A Move to Secure Data by Scattering the Pieces

Posted by ryuzaki0 on from the can-you-find-me-now dept.

uler writes "The NY Times has an article about an interesting new open source storage project. Unlike data storage mechanisms today that work 'by making multiple copies of data,' the Cleversafe software takes an 'approach based on dispersing data in encrypted slices.' It's an elegant solution and one that's been a long time coming: the software uses algorithmic techniques known by mathematicians since the 70's. Adi Shamir (of RSA) first wrote of information dispersal is his 1979 paper 'How to Share a Secret (pdf).'"

14 of 141 comments (clear)

  1. Hmmm.... by Anonymous Coward · · Score: 4, Insightful

    PAR? PAR2?

    1. Re:Hmmm.... by Disoculated · · Score: 4, Informative

      Whomever marked this as offtopic was a little quick on the gun. I believe the coward is referring to PAR files, a method of breaking up data and reassembling it commonly used on newsgroups.

  2. Wasn't this Al Gore's idea? by andrewman327 · · Score: 5, Insightful
    Although the goal was different, this is in the spirit of the creation of the Internet. DARPAnet was designed to scatter information to maintain communications. to use a different example it reminds me of RAID.

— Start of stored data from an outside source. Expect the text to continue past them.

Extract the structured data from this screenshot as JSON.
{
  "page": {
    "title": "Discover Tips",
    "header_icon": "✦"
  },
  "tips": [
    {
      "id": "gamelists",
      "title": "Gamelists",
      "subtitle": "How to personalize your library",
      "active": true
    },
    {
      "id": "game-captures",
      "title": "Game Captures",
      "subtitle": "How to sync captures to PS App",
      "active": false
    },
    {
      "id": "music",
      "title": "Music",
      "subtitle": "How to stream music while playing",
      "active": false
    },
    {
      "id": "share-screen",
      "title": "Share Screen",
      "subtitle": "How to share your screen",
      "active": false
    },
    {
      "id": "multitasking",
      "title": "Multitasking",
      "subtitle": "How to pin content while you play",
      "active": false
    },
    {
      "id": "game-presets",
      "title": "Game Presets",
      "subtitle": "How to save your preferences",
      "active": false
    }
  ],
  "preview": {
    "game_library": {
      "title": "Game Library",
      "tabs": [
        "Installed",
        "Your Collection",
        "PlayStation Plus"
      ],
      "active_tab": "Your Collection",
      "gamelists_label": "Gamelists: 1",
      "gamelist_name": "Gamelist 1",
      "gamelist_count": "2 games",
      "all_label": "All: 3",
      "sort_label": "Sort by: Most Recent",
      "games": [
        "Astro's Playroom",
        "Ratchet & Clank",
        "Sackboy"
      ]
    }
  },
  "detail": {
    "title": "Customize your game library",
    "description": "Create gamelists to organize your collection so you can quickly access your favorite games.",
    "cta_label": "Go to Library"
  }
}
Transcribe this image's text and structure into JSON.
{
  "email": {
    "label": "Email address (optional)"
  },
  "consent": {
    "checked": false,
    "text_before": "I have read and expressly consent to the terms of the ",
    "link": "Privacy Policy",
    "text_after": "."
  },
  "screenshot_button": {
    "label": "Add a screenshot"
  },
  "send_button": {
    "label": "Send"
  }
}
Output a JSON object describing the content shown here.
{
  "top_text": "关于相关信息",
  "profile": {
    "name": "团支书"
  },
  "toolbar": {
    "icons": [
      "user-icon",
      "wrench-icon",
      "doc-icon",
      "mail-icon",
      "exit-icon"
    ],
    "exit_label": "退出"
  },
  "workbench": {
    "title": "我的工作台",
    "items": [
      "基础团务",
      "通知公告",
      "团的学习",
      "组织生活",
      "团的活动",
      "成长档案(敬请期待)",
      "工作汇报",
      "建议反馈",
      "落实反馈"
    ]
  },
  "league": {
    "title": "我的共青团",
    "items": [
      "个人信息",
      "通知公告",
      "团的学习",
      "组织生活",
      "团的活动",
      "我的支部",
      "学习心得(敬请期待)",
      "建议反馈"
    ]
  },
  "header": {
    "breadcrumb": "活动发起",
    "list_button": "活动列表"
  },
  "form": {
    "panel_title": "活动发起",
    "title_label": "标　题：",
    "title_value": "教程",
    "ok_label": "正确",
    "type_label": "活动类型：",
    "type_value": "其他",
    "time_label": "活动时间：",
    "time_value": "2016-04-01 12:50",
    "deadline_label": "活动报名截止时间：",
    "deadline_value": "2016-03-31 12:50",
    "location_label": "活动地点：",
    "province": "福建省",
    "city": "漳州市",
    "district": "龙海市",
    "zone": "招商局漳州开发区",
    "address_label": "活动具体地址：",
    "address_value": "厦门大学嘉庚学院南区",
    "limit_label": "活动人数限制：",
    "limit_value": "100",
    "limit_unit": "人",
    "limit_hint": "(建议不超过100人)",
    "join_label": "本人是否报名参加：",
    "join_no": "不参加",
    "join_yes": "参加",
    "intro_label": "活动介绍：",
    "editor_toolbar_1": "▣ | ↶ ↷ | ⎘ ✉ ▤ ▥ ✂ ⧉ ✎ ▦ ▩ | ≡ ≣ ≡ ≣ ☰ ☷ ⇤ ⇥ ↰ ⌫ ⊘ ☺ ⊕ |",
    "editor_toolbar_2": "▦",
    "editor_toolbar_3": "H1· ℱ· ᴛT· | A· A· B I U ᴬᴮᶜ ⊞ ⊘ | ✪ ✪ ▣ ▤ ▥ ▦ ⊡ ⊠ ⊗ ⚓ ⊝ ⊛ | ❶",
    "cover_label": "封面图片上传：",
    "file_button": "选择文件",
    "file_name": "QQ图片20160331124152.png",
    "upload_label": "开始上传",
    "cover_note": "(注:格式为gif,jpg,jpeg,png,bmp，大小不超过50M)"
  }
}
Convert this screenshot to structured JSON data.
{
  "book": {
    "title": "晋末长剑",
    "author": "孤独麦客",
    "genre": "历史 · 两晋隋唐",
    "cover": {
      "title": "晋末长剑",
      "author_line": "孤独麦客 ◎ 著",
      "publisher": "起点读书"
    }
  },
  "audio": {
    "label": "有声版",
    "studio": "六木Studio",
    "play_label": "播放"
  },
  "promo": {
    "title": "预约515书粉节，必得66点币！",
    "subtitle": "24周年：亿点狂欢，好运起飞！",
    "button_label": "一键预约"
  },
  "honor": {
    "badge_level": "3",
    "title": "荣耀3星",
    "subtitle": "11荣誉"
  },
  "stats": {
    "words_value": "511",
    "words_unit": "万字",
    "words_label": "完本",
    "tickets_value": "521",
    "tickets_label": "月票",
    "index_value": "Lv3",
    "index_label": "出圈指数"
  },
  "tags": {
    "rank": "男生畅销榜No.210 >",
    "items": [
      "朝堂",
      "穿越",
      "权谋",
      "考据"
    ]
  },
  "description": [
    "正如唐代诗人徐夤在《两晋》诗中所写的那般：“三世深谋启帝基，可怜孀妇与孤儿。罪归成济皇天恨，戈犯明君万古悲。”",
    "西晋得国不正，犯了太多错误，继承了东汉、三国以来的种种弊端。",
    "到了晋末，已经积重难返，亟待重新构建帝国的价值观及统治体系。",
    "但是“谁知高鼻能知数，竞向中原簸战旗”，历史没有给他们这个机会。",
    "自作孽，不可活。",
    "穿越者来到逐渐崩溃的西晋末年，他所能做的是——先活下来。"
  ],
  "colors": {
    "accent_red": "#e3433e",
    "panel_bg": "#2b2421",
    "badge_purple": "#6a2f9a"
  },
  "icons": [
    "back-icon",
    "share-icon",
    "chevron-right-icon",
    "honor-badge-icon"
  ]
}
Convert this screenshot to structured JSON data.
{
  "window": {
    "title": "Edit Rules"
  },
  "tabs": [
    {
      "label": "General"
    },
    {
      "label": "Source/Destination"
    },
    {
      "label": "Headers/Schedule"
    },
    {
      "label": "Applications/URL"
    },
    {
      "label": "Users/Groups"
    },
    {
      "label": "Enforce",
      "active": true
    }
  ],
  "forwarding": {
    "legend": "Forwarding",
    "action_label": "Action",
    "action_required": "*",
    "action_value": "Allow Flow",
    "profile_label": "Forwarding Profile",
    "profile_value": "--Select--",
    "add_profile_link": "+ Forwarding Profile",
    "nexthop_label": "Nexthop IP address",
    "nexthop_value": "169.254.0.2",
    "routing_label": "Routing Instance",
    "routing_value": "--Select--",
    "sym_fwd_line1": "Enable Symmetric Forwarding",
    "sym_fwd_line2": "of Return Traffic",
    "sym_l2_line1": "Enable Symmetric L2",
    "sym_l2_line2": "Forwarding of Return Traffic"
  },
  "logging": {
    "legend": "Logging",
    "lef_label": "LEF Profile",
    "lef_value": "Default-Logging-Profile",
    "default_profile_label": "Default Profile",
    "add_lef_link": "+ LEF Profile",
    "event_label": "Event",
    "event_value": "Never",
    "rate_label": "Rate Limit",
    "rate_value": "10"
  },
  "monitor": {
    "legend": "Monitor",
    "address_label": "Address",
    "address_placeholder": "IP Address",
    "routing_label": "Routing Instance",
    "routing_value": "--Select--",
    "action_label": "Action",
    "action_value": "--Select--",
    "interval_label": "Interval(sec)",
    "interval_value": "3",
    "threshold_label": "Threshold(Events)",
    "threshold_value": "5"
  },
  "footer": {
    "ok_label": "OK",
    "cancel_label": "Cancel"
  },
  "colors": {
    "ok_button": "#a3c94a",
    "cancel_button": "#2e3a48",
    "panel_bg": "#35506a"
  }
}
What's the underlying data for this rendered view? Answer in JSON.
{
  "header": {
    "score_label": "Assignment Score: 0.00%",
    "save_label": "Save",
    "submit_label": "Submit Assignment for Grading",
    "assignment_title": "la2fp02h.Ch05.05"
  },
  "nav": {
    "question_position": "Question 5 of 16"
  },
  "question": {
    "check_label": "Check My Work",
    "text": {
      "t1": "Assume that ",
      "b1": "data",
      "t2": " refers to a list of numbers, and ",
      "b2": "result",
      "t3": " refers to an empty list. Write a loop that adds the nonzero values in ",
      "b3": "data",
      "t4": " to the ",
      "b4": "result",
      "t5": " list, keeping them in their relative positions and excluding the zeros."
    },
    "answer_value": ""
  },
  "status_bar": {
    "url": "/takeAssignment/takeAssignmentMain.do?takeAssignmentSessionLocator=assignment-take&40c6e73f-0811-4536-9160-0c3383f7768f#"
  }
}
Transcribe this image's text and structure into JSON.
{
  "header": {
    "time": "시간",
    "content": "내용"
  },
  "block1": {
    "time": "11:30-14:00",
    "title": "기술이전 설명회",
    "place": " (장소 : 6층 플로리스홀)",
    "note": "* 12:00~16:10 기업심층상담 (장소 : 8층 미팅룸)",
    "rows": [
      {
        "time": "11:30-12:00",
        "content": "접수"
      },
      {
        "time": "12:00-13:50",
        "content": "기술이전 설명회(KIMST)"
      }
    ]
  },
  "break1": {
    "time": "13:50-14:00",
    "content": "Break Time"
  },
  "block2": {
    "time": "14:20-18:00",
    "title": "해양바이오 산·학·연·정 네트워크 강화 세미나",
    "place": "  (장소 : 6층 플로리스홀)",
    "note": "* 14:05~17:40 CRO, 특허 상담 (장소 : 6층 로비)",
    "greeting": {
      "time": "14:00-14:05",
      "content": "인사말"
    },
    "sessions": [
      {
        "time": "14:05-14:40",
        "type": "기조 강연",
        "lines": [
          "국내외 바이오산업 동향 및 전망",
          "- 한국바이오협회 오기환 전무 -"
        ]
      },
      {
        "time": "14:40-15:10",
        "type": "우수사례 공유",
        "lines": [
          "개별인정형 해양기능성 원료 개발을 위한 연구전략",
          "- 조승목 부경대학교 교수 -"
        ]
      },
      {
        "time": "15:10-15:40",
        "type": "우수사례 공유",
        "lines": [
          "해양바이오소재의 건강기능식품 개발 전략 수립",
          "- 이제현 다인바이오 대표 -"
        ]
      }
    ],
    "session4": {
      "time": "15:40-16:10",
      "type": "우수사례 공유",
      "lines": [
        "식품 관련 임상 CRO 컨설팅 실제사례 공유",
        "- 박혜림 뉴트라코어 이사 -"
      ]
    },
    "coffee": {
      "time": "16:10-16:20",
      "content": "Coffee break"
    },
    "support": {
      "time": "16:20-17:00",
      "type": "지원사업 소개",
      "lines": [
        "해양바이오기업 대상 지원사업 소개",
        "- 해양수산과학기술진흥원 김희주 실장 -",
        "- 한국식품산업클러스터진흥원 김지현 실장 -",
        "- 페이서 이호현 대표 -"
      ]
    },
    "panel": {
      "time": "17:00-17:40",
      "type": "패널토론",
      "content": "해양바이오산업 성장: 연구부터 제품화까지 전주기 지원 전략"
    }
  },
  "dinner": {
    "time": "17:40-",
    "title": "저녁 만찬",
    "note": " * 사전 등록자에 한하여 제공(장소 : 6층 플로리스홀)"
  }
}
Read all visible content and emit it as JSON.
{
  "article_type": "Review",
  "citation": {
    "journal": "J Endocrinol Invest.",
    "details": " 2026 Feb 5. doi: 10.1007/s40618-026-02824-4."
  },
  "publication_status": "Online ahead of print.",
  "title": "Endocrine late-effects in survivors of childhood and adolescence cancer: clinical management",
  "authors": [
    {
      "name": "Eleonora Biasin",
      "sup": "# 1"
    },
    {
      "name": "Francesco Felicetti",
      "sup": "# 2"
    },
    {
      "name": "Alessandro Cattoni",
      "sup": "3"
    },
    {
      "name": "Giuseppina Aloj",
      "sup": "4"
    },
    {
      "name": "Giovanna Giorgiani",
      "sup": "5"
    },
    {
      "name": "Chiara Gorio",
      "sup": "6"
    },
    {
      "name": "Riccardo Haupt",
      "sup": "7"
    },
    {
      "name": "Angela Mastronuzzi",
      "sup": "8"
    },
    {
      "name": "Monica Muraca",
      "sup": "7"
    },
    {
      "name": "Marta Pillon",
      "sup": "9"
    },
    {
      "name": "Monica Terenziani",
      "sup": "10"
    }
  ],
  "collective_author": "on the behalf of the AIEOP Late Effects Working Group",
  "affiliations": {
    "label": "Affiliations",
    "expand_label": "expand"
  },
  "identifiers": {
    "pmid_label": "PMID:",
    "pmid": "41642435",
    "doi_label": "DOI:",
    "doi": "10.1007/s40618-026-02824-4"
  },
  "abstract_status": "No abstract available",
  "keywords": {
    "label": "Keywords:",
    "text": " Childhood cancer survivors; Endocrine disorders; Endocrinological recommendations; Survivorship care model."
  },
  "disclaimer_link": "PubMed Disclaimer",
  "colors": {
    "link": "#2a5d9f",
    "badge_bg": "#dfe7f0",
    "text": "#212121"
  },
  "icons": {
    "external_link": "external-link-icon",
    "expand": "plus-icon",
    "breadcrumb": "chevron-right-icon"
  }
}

    With all of this encryption technology, people still need to remember basic security tips. Use good passwords ("password" could be cracked very quickly even with 128 bit AES), maintain physical security (hardware keyloggers can find out about the manifesto you're writing before you even save the file) and use common sense.


    Before you all ask, yes it does run Linux. The company was actually at Linuxworld.

    --
    Information wants a fueled airplane waiting at the hangar and no one gets hurt.
  3. Windows ME: Most Secure OS Ever? by nick_davison · · Score: 5, Funny

    Storing data in random locations, often garbled beyond all recognition?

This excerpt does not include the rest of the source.